Of course it could happen to us. It could creep into our backyard, as it does Fox’s. It could blow up our tap water, someday. But we already know this, right? It’s why we go on blindly driving the distances we drive, using the amount of air conditioning we use, fully knowing that things cannot continue this way indefinitely. What price, mobility?

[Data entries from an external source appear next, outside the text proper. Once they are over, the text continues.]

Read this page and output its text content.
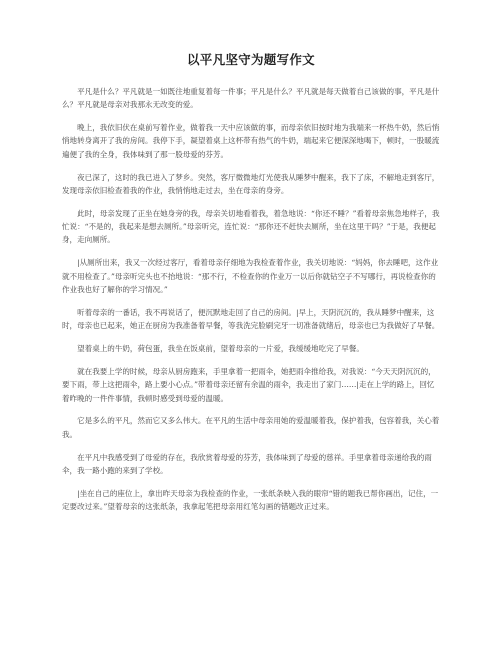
以平凡坚守为题写作文

平凡是什么？平凡就是一如既往地重复着每一件事；平凡是什么？平凡就是每天做着自己该做的事，平凡是什么？平凡就是母亲对我那永无改变的爱。

晚上，我依旧伏在桌前写着作业，做着我一天中应该做的事，而母亲依旧按时地为我端来一杯热牛奶，然后悄悄地转身离开了我的房间。我停下手，凝望着桌上这杯带有热气的牛奶，端起来它便深深地喝下，顿时，一股暖流遍便了我的全身，我体味到了那一股母爱的芬芳。

夜已深了，这时的我已进入了梦乡。突然，客厅微微地灯光使我从睡梦中醒来，我下了床，不解地走到客厅，发现母亲依旧检查着我的作业，我悄悄地走过去，坐在母亲的身旁。

此时，母亲发现了正坐在她身旁的我，母亲关切地看着我，着急地说：“你还不睡？”看着母亲焦急地样子，我忙说：“不是的，我起来是想去厕所。”母亲听完，连忙说：“那你还不赶快去厕所，坐在这里干吗？”于是，我便起身，走向厕所。

|从厕所出来，我又一次经过客厅，看着母亲仔细地为我检查着作业，我关切地说：“妈妈，你去睡吧，这作业就不用检查了。”母亲听完头也不抬地说：“那不行，不检查你的作业万一以后你就钻空子不写哪行，再说检查你的作业我也好了解你的学习情况。”

听着母亲的一番话，我不再说话了，便沉默地走回了自己的房间。|早上，天阴沉沉的，我从睡梦中醒来，这时，母亲也已起来，她正在厨房为我准备着早餐，等我洗完脸刷完牙一切准备就绪后，母亲也已为我做好了早餐。

望着桌上的牛奶，荷包蛋，我坐在饭桌前，望着母亲的一片爱，我缓缓地吃完了早餐。

就在我要上学的时候，母亲从厨房跑来，手里拿着一把雨伞，她把雨伞推给我，对我说：“今天天阴沉沉的，要下雨，带上这把雨伞，路上要小心点。”带着母亲还留有余温的雨伞，我走出了家门……|走在上学的路上，回忆着昨晚的一件件事情，我顿时感受到母爱的温暖。

它是多么的平凡，然而它又多么伟大。在平凡的生活中母亲用她的爱温暖着我，保护着我，包容着我，关心着我。

在平凡中我感受到了母爱的存在，我欣赏着母爱的芬芳，我体味到了母爱的慈祥。手里拿着母亲递给我的雨伞，我一路小跑的来到了学校。

|坐在自己的座位上，拿出昨天母亲为我检查的作业，一张纸条映入我的眼帘“错的题我已帮你画出，记住，一定要改过来。”望着母亲的这张纸条，我拿起笔把母亲用红笔勾画的错题改正过来。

Will we turn our country into one where we have to drink out of bottled water all day long, or will we willingly constrict ourselves to a ten mile radius first?
That’s the future I see, when I decide to get Philip K. Dick about our energy options. I see us all having to slouch back to a town and village society, giving up on air travel and extensive car travel, settling for what’s around us. Something’s gotta give. So what is America to you? If it’s Joe the Plumber or the Woody Guthrie stuff, we start making serious sacrifices, right? If it’s just the place where you get your you on, then we keep this party going until we’re all waist-deep in discarded plastic, right? Until all of our mountains have no tops (because coal is also clean, in Bushspeak) and our valleys filled with rubble.
You may think I’m coming down in favor of the green grass and Margo Martindale (she’s the white trash lady above), but I’m not. I like flying to New York for a few days when I feel like it. I drive a long distance in heavy traffic to be in a show. It’s certainly easy to rage against the energy machine – one of my favorite parts of GasLand is when an EPA guy chews Fox out over this very idea – but we’re being faced with no easy decision here, especially when even the information is up for grabs. This guy says gas is clean, this guy says it gives you brain damage. This guy says nuclear’s the way of the future, this guy’s Jane Fonda in The China Syndrome. It’s not like we can all just have a hundred windmills in our lawns and go about our day.
Something’s gotta give. And like I said, I think it’s up to your definition of America and Americans – or the general earth and earthlings, if you’re in Vonnegut mood – that will influence how you feel about energy.
In Georgia we recently got iced in to our houses and local areas for a few days. It was almost like olden times. And I think most of us, after a few days, nearly went crazy.